Des comptes publics et extérieurs dans le rouge

Les comptes publics ont vu leur excédent fondre à compter de 2010 du fait de la hausse massive des investissements publics liée à la mise en œuvre du PSGE. Ils ont plongé dans le rouge en 2015 en raison de la baisse des recettes pétrolières, contraignant les autorités à réduire les dépenses publiques. La poursuite de la diminution des recettes pétrolières en 2016, alors que les dépenses progressaient du fait de la tenue des élections et de la préparation de la Coupe d’Afrique des Nations 2017, ont entraîné un nouveau creusement du déficit. Ce dernier devrait toutefois se réduire en 2017 grâce à la légère remontée des revenus pétroliers. Le gouvernement entend également réduire drastiquement les dépenses d’investissement (d’environ 30% dans le budget 2017) pour rétablir l’équilibre budgétaire. La signature d’un accord triennal de 642 millions de dollars MEDC entre le Gabon et le FMI en juin 2017 devrait également permettre au gouvernement d’engager des réformes structurelles visant à « la correction des grands déséquilibres budgétaires ».

La dette publique a fortement augmenté ces dernières années, passant de 19,7 % en 2012 à 62,0 % du PIB en 2016 en raison de l’émission d’euro-obligations et de la dépréciation du franc CFA. En outre, le Gabon a vu ses coûts d’emprunt augmenter sur les marchés financiers.

En 2015, le pays a également affiché son premier déficit courant en dix-sept ans du fait du repli marqué des exportations d’or noir (ramenées à 77 % des exportations totales) et ce, malgré la contraction des importations liée à la baisse de la demande publique et des prix mondiaux des produits de base. Les exportations ont continué à décliner en 2016, toujours affectées par la faiblesse des ventes de pétrole, compensant largement la hausse des ventes de manganèse et de bois.

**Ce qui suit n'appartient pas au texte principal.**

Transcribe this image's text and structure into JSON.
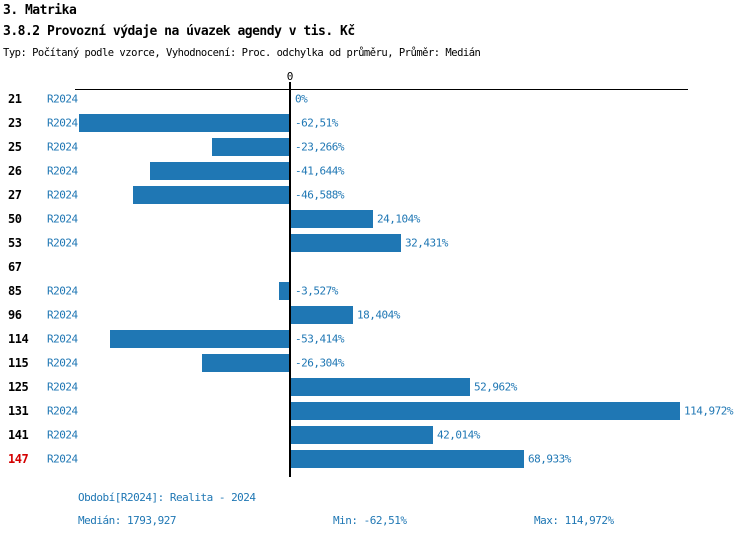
{
  "header": {
    "section_title": "3. Matrika",
    "chart_title": "3.8.2 Provozní výdaje na úvazek agendy v tis. Kč",
    "chart_subtitle": "Typ: Počítaný podle vzorce, Vyhodnocení: Proc. odchylka od průměru, Průměr: Medián"
  },
  "chart_data": {
    "type": "bar",
    "orientation": "horizontal",
    "title": "3.8.2 Provozní výdaje na úvazek agendy v tis. Kč",
    "unit": "%",
    "axis_zero_label": "0",
    "xlim": [
      -63.6,
      118.3
    ],
    "grid": false,
    "bar_color": "#1f77b4",
    "value_label_color": "#1f77b4",
    "period_label_color": "#1f77b4",
    "highlight_row_color": "#d40000",
    "rows": [
      {
        "id": "21",
        "period": "R2024",
        "value": 0,
        "label": "0%",
        "highlight": false
      },
      {
        "id": "23",
        "period": "R2024",
        "value": -62.51,
        "label": "-62,51%",
        "highlight": false
      },
      {
        "id": "25",
        "period": "R2024",
        "value": -23.266,
        "label": "-23,266%",
        "highlight": false
      },
      {
        "id": "26",
        "period": "R2024",
        "value": -41.644,
        "label": "-41,644%",
        "highlight": false
      },
      {
        "id": "27",
        "period": "R2024",
        "value": -46.588,
        "label": "-46,588%",
        "highlight": false
      },
      {
        "id": "50",
        "period": "R2024",
        "value": 24.104,
        "label": "24,104%",
        "highlight": false
      },
      {
        "id": "53",
        "period": "R2024",
        "value": 32.431,
        "label": "32,431%",
        "highlight": false
      },
      {
        "id": "67",
        "period": "",
        "value": null,
        "label": "",
        "highlight": false
      },
      {
        "id": "85",
        "period": "R2024",
        "value": -3.527,
        "label": "-3,527%",
        "highlight": false
      },
      {
        "id": "96",
        "period": "R2024",
        "value": 18.404,
        "label": "18,404%",
        "highlight": false
      },
      {
        "id": "114",
        "period": "R2024",
        "value": -53.414,
        "label": "-53,414%",
        "highlight": false
      },
      {
        "id": "115",
        "period": "R2024",
        "value": -26.304,
        "label": "-26,304%",
        "highlight": false
      },
      {
        "id": "125",
        "period": "R2024",
        "value": 52.962,
        "label": "52,962%",
        "highlight": false
      },
      {
        "id": "131",
        "period": "R2024",
        "value": 114.972,
        "label": "114,972%",
        "highlight": false
      },
      {
        "id": "141",
        "period": "R2024",
        "value": 42.014,
        "label": "42,014%",
        "highlight": false
      },
      {
        "id": "147",
        "period": "R2024",
        "value": 68.933,
        "label": "68,933%",
        "highlight": true
      }
    ]
  },
  "footer": {
    "period_label": "Období[R2024]: Realita - 2024",
    "median_label": "Medián: 1793,927",
    "min_label": "Min: -62,51%",
    "max_label": "Max: 114,972%"
  }
}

En 2017, le déficit courant devrait se contracter légèrement grâce à la remontée modérée des prix du brut et à la progression continue des exportations non pétrolières.

 

Une grave crise post-électorale

La réélection contestée d’Ali Bongo en août 2016 a déclenché des heurts violents entre les supporters du candidat de l’opposition, Jean Ping, et les forces de sécurité (deux jours d’émeutes, des morts et des centaines d’arrestations). La Cour constitutionnelle a confirmé la victoire du président sortant en septembre, ce qui n’a pas empêché les observateurs de l’Union européenne de continuer à dénoncer la faiblesse du système électoral gabonais. Un calme relatif est revenu, depuis, dans le pays mais le paysage politique est à reconstruire, alors que les élections législatives prévues en décembre 2016, puis au 30 juillet 2017, ont été reportées en avril 2018. L’ouverture d’un dialogue politique national en mars 2017 par l’administration d’Ali Bongo, mais boycotté par Jean Ping et ses partisans, s’est conclue après deux mois de discussion sans véritablement remettre en cause les grands équilibres institutionnels : les conclusions recommandent, notamment, la non-limitation des mandats des élus, y compris pour le Président.

Le mécontentement social reste, par ailleurs,nourri par les inégalités et les carences en matière de fourniture de services de base. La grève des enseignants depuis le mois d’octobre 2016 pour réclamer, primes, arriérés de salaires et la construction de nouvelles salles de classe se heurte à un gouvernement qui reconnaît le bien-fondé des revendications mais affirme ne pas avoir assez d’argent pour accéder à ces requêtes. Un appel à la grève générale de l’Organisation nationale des employés du pétrole (ONEP) en mars 2017 est venu s’ajouter aux grèves à répétition du début d’année.  Enfin, le développement à long terme du pays demeure contraint par la faiblesse de la gouvernance.